A recent leading food magazine asked on the cover, “When did we all become so food obsessed?” The answer is that we have always been food obsessed for that is the wellspring from whence we came. It is only with the disconnection and isolation that is the price for our interwoven social fabric; a heretofore unseen complex constructed out of technological marvels, that we are stripped to our core. Like a spider on the web, we can feel the pulse of the world around us and respond in kind without ever leaving the security of our own making. But we were not made to swing alone.
This is the connection between the personal and the plate, the plate and the planet, and ultimately between each other; between you and I. We share the soil in which we grow our roots. And a singular meal crafted with integrity and purpose can strengthen the human bond between us as no tweet or chat room can. This simple but remarkable fact is the secret of food and the power of the meal.
Thousands of years ago Socrates boldly observed that “the unexamined life is not worth living.” What must be examined are the individual acts, the experiences, that when strung together is your personal history, your movie. Is it Oscar worthy?
But the shadows that linger behind us can be difficult to see, let alone examine. And perhaps that is why at the end of days I’ve yet to hear patients long for another house, or another car or any stuff. Neither do I hear them wistfully pine for more hours spent at work behind the desk. What is recalled, recounted and rejoiced upon are the experiences; the simple meals shared and times enjoyed.

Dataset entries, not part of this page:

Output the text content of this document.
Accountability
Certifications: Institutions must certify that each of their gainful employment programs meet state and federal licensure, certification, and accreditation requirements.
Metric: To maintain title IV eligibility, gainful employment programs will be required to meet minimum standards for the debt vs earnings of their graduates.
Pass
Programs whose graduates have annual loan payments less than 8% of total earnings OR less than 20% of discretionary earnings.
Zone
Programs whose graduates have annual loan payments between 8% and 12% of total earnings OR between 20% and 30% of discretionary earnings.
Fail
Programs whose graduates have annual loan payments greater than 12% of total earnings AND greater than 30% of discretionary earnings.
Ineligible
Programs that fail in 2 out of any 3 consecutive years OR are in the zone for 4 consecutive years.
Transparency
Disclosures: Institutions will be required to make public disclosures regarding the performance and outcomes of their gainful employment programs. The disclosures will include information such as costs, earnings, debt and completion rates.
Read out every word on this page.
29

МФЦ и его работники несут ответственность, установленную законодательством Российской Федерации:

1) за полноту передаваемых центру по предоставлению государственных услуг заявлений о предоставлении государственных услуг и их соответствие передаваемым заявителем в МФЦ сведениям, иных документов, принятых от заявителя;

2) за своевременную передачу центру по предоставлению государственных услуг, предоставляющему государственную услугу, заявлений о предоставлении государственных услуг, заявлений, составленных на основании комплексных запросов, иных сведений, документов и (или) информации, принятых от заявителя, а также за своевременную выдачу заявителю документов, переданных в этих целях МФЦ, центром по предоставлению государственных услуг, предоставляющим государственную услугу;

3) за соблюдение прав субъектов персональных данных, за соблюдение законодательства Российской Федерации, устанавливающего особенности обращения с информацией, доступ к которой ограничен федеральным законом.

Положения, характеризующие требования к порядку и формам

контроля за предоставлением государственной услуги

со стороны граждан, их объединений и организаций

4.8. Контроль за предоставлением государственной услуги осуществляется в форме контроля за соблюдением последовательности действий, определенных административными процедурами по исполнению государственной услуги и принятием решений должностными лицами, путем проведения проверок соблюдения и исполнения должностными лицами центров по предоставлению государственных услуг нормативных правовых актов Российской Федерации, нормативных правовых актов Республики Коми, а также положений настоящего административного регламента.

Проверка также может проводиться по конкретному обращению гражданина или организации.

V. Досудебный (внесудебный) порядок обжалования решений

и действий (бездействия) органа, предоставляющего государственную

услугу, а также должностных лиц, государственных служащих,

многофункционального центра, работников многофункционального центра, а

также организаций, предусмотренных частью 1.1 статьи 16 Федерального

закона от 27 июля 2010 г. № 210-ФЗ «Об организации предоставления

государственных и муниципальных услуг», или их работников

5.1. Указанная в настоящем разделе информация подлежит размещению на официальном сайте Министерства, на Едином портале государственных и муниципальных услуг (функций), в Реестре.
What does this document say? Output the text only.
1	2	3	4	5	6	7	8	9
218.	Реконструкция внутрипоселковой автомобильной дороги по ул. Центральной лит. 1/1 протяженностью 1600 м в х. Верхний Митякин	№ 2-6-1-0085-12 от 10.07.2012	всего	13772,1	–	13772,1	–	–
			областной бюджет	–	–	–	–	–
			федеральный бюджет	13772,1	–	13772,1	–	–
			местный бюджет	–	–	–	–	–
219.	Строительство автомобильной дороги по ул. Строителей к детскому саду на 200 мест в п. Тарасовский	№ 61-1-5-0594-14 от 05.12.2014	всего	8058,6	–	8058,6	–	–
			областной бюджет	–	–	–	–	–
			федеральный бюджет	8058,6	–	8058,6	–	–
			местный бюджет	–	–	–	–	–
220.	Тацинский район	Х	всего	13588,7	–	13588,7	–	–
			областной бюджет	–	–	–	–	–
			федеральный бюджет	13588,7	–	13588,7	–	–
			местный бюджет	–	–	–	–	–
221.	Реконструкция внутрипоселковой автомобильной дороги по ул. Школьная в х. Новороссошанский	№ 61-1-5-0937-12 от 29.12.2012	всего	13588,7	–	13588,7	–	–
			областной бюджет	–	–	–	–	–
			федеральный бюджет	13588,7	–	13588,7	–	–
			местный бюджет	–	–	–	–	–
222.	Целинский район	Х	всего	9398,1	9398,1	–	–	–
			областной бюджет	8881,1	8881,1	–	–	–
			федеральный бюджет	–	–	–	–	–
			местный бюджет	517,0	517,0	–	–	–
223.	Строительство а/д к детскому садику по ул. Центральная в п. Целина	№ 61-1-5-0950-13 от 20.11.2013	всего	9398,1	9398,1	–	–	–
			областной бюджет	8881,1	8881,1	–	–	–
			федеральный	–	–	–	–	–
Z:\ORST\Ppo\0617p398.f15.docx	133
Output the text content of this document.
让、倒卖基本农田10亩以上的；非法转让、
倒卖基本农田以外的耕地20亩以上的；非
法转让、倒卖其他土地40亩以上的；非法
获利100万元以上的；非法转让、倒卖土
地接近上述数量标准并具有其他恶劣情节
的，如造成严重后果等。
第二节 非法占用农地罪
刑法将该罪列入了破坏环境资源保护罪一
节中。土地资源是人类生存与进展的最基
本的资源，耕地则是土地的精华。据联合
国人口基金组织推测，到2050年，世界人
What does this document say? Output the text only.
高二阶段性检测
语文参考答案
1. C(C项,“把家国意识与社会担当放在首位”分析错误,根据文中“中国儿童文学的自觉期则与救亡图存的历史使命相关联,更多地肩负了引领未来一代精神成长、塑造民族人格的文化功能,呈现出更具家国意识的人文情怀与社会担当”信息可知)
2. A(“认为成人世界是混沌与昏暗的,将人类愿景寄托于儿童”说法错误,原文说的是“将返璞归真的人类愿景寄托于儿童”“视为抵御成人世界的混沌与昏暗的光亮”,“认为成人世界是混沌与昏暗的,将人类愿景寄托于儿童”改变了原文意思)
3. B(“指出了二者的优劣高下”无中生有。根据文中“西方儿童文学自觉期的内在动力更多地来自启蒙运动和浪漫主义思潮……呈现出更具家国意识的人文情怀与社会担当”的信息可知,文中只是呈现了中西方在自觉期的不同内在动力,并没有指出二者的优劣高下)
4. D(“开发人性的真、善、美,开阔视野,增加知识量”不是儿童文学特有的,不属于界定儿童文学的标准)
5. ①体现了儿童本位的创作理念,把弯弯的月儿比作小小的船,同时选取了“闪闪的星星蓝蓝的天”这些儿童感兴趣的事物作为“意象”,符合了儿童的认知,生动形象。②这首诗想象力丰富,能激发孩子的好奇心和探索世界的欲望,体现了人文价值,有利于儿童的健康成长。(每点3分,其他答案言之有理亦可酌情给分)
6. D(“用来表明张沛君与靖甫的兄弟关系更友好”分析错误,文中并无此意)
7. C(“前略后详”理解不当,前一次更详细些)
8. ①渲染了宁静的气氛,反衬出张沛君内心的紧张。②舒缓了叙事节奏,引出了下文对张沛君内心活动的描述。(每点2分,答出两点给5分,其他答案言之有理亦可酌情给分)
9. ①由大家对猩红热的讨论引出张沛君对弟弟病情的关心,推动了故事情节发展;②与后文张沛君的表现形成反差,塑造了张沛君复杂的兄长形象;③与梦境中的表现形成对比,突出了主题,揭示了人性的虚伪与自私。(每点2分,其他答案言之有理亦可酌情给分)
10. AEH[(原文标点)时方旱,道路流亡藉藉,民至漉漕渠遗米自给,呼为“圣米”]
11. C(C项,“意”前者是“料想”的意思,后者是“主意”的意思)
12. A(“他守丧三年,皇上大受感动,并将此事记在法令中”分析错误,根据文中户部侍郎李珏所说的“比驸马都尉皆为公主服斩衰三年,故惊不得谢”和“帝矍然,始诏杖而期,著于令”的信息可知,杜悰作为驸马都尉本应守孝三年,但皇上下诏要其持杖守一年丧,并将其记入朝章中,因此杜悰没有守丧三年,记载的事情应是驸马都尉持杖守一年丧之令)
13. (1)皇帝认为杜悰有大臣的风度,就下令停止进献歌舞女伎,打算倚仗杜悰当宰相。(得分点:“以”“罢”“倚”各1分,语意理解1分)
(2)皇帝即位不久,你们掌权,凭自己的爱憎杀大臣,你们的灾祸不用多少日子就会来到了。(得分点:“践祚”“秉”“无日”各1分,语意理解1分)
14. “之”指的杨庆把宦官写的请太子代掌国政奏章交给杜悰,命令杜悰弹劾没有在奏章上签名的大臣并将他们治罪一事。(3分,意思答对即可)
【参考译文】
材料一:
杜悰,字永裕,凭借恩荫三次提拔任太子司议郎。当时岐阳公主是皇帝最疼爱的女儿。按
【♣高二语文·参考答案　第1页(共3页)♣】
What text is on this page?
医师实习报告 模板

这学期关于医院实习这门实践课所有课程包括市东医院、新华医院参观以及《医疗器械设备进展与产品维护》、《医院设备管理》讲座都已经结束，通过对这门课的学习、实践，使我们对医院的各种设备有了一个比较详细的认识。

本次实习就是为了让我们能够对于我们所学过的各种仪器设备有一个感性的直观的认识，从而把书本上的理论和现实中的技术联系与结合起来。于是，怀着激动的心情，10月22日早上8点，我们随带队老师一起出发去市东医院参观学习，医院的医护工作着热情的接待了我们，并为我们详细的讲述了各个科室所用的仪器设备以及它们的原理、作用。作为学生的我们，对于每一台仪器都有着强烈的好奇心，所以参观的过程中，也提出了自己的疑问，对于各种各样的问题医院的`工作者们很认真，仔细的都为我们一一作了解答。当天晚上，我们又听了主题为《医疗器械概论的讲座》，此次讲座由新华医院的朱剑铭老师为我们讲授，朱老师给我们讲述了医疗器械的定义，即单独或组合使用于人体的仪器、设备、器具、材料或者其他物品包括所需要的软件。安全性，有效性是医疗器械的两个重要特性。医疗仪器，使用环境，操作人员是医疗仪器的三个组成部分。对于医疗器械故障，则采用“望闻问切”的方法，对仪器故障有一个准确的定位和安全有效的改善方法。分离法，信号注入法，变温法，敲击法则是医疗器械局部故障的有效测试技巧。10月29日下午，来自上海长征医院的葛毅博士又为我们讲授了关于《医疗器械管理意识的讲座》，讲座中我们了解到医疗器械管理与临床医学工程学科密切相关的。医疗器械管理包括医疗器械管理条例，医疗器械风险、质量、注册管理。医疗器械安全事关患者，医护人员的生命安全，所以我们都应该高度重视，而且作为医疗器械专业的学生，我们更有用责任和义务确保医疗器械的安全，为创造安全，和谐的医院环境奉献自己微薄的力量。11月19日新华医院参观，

The saddest passings I have had to endure have been those with the richest tables, the fullest larders and most expensive plates. But it was a table set for one. A shared meal is a shared experience and a rare opportunity to compare notes and offer observation, guidance and solace on equal footing. In such a setting, we are all cavemen around the fire.
Such a happening allows us to emerge from the dark times. Only in the bright light of the revealing noonday sun do we cast no shadow. Take some time, share a meal; become experienced.